The Waves are the field's third 2-0 team and play on Saturday. Park City drops into a losers bracket game Saturday after blowing a 3-1 lead it took into the eighth inning.
"We're built on pitching and defense," Park City coach Barry Newell said. "I really thought that at 3-1 it was going to be hard to take out of our hands. When you give us a two-run lead and six outs to go, I felt very comfortable."
San Diego started to chip away at Newell's belief in the eighth inning. With one out, an error on shortstop Eric Dawson helped the Waves tie the game 3-all. A two-out single by Lindmark drove in Christian Johnson, the No. 9 hitter who reached when his bouncing ball slipped past Dawson's body. Lindmark scored on Max Duvall's single.
Pryor, Park City's fourth pitcher, stranded two runners in the ninth. In the 10th, he got the first out and then gave up a singles to Lindmark and Duvall.
Pryor left his first pitch up and Waters drove it into the gap.
"I struck out twice, and I didn't want to put it in the umpire's hand," Waters said. "He threw me an elevated pitch and I just stayed on it."
The game-winner capped a 2-for-5 day for Waters, who went 2 for 4 and scored three runs in an opening victory over Katy (Texas).
"He swings it well," Waves coach Junior Tack said.
Pitching and defense dominated until the late innings.
Park City starter Wade Morrison struck out nine in five innings. He struck out five of the first seven batters.

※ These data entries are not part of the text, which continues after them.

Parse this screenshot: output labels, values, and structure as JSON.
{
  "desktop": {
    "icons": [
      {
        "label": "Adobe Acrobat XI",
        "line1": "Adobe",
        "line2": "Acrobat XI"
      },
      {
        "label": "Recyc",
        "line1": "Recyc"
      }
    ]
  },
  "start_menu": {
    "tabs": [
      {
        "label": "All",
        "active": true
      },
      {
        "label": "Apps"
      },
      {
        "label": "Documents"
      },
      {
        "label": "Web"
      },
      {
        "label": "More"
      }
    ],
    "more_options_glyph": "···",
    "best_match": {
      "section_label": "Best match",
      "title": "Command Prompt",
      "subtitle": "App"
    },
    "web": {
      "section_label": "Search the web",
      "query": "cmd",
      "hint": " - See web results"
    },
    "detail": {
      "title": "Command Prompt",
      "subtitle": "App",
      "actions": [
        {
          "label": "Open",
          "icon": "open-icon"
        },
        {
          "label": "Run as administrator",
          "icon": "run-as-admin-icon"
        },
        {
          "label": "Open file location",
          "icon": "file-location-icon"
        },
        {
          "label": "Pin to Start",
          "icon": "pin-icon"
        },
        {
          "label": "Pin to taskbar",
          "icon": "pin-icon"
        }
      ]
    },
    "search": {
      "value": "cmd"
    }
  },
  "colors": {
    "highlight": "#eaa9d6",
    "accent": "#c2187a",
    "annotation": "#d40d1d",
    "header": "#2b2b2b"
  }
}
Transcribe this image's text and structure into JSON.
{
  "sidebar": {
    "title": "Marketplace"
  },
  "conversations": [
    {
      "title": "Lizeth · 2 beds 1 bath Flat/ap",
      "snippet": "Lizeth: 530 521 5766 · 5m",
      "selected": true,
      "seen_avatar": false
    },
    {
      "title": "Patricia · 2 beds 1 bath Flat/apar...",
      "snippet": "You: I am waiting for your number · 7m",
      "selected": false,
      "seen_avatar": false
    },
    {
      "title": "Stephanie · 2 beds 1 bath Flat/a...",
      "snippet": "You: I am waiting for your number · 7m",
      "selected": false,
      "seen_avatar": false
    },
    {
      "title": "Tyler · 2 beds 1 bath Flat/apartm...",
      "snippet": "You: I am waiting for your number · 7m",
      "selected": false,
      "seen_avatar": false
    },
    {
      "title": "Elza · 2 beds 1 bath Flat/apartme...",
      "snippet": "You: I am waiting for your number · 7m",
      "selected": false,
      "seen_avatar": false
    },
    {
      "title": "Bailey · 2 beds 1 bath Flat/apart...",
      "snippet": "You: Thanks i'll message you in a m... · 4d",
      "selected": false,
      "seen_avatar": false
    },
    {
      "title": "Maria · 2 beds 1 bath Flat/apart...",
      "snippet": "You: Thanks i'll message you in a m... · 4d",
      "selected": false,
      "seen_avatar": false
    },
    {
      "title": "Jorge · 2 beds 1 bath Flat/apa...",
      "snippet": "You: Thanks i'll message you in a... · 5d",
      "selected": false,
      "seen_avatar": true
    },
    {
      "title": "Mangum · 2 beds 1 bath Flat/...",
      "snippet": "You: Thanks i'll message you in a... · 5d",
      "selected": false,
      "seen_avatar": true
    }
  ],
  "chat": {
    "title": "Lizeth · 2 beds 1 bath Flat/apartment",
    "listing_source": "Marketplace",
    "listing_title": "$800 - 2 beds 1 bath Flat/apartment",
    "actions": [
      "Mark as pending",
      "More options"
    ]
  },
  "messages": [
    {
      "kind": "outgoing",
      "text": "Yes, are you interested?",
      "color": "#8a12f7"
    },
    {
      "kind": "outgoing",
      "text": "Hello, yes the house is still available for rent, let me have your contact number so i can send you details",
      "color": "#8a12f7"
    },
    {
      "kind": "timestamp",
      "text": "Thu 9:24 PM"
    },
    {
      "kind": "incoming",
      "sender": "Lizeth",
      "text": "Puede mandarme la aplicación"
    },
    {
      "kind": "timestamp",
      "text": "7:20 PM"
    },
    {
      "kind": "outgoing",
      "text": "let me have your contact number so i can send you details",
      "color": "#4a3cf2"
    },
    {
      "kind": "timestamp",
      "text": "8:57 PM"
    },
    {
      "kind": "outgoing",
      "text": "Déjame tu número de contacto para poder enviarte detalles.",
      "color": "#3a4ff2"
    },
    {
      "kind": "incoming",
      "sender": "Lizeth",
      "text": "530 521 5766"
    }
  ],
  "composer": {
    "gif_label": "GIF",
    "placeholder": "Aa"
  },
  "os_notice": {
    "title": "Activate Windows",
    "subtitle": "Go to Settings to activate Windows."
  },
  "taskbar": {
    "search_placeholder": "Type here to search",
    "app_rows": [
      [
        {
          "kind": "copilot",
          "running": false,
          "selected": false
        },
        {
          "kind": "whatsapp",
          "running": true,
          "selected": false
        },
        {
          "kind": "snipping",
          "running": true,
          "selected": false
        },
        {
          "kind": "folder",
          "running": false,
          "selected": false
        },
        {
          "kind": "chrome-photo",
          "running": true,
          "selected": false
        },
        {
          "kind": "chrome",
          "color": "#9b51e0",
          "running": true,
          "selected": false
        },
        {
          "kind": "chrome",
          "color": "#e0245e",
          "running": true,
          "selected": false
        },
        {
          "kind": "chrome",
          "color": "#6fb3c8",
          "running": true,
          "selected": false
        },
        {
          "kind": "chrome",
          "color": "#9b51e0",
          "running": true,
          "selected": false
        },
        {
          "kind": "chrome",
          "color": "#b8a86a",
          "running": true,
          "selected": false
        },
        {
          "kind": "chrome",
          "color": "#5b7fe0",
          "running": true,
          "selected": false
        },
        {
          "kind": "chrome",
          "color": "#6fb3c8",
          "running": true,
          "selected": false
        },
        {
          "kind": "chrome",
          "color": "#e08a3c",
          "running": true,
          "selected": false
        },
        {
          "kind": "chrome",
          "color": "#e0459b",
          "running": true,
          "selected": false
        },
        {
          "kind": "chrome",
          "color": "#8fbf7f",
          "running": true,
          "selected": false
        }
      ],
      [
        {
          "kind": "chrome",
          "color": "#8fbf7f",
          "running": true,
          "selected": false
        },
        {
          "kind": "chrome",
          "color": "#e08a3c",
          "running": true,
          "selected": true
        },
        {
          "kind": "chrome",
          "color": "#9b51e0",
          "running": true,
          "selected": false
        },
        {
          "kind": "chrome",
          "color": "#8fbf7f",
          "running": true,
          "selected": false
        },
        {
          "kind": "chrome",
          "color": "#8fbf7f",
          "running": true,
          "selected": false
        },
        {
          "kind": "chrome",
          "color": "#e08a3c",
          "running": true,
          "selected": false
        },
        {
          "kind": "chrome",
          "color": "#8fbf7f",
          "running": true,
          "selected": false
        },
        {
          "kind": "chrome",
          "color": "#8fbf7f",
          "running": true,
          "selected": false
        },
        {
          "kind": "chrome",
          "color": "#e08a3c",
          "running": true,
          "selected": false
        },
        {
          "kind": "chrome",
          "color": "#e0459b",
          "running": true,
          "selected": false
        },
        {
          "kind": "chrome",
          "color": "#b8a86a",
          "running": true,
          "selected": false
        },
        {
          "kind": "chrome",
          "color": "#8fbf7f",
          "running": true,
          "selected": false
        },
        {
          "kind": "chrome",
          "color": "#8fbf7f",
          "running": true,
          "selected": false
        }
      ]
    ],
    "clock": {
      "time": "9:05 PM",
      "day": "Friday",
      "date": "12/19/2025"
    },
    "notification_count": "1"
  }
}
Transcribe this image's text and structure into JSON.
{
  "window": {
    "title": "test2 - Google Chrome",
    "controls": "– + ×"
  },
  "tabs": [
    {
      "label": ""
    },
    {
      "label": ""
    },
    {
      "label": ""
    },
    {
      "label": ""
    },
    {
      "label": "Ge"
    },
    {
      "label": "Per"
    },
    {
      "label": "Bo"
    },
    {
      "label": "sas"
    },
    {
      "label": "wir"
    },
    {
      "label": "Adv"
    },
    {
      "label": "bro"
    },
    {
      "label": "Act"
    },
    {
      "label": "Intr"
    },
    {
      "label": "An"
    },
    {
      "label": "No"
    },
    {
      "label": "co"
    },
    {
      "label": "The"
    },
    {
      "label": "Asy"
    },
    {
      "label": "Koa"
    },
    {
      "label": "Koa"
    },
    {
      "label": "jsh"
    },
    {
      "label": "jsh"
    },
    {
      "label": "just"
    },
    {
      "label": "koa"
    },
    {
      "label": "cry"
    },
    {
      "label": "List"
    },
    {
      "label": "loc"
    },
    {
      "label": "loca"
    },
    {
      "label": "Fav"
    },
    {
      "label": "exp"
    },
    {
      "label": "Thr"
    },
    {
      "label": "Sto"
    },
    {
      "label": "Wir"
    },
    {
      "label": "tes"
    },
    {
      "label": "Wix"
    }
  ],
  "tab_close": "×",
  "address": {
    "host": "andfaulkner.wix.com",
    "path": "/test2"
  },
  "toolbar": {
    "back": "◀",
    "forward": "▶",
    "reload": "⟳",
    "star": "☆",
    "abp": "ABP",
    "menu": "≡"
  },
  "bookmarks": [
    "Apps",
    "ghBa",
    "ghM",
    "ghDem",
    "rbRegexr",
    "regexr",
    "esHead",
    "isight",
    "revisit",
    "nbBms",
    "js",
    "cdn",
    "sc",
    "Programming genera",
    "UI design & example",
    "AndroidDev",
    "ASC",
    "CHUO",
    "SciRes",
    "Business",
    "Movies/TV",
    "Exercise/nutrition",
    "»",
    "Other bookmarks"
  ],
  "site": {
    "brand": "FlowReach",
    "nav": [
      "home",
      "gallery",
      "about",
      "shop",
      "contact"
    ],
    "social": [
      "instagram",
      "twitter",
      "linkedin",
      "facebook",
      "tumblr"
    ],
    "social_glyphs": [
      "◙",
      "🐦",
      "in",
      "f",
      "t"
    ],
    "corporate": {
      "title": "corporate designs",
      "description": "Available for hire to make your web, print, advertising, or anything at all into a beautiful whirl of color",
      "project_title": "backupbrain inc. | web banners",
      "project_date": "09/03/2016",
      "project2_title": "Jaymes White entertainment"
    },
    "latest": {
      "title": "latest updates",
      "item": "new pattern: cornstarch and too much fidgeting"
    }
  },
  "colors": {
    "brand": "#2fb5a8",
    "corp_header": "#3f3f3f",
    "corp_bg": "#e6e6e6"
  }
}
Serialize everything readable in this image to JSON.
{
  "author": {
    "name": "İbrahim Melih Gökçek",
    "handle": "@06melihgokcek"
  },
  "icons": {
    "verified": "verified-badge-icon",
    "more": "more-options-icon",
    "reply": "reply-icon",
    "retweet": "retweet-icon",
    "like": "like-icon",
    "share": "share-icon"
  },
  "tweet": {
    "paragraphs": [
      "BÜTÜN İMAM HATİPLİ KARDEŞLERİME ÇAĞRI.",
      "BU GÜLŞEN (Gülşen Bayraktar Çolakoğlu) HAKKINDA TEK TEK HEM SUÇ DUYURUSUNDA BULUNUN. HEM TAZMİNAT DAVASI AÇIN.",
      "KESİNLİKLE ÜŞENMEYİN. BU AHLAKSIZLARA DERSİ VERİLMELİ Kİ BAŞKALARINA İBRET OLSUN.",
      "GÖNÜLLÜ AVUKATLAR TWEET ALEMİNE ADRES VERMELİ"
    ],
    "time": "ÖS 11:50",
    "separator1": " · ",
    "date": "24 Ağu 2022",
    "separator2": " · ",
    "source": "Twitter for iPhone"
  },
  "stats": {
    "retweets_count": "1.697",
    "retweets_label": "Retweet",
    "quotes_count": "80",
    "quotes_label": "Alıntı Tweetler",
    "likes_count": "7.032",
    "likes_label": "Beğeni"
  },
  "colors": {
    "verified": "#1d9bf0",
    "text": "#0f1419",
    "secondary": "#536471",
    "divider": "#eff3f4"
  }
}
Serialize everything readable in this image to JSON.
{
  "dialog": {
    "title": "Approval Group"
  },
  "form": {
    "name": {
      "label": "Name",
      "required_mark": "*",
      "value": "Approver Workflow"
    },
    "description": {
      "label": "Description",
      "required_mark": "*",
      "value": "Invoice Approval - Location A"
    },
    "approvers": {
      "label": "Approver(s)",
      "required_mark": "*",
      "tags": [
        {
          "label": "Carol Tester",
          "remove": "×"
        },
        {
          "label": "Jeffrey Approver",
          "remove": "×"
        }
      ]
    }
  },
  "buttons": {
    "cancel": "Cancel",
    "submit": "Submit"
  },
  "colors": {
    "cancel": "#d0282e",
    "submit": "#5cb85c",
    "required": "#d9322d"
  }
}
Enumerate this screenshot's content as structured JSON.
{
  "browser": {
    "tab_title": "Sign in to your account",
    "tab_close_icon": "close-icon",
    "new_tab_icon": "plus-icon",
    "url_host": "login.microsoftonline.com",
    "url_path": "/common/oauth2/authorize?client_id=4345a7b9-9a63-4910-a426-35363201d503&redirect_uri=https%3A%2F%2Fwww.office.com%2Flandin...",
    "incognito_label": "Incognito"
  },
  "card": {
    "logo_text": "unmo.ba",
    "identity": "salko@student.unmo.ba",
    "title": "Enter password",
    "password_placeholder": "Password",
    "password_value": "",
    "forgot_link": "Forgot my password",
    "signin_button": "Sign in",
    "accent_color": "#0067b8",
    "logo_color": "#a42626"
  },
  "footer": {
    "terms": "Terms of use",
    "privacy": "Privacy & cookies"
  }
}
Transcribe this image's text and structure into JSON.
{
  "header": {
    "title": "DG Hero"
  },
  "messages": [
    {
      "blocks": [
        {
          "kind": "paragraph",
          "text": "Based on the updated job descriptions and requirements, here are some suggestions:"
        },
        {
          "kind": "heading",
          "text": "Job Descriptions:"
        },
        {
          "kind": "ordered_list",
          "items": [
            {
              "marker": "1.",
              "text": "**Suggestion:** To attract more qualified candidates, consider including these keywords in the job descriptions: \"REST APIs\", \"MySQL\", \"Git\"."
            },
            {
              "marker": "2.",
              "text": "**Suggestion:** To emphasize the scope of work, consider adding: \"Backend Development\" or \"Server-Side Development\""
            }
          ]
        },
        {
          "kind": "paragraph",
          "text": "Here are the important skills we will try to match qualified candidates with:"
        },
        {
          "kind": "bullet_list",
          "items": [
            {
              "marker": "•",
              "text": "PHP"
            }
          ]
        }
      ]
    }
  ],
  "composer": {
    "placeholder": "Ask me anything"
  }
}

San Diego starter Lawrence Chew struck out four and scattered eight hits over 6 2/3 innings. His defense helped by throwing out Park City's Mike Williams at third base for the first out of the fourth inning. The Waves cut down Williams at home in the sixth, when he tried to score while John Pomatto delayed in a rundown.
Waves reliever Jeremy Peterson shook off early problems to hold the Rangers scoreless for 3 1/3 innings.
"They kept us off balance," Newell said. "I know we had nine hits, but they were a quiet nine hits."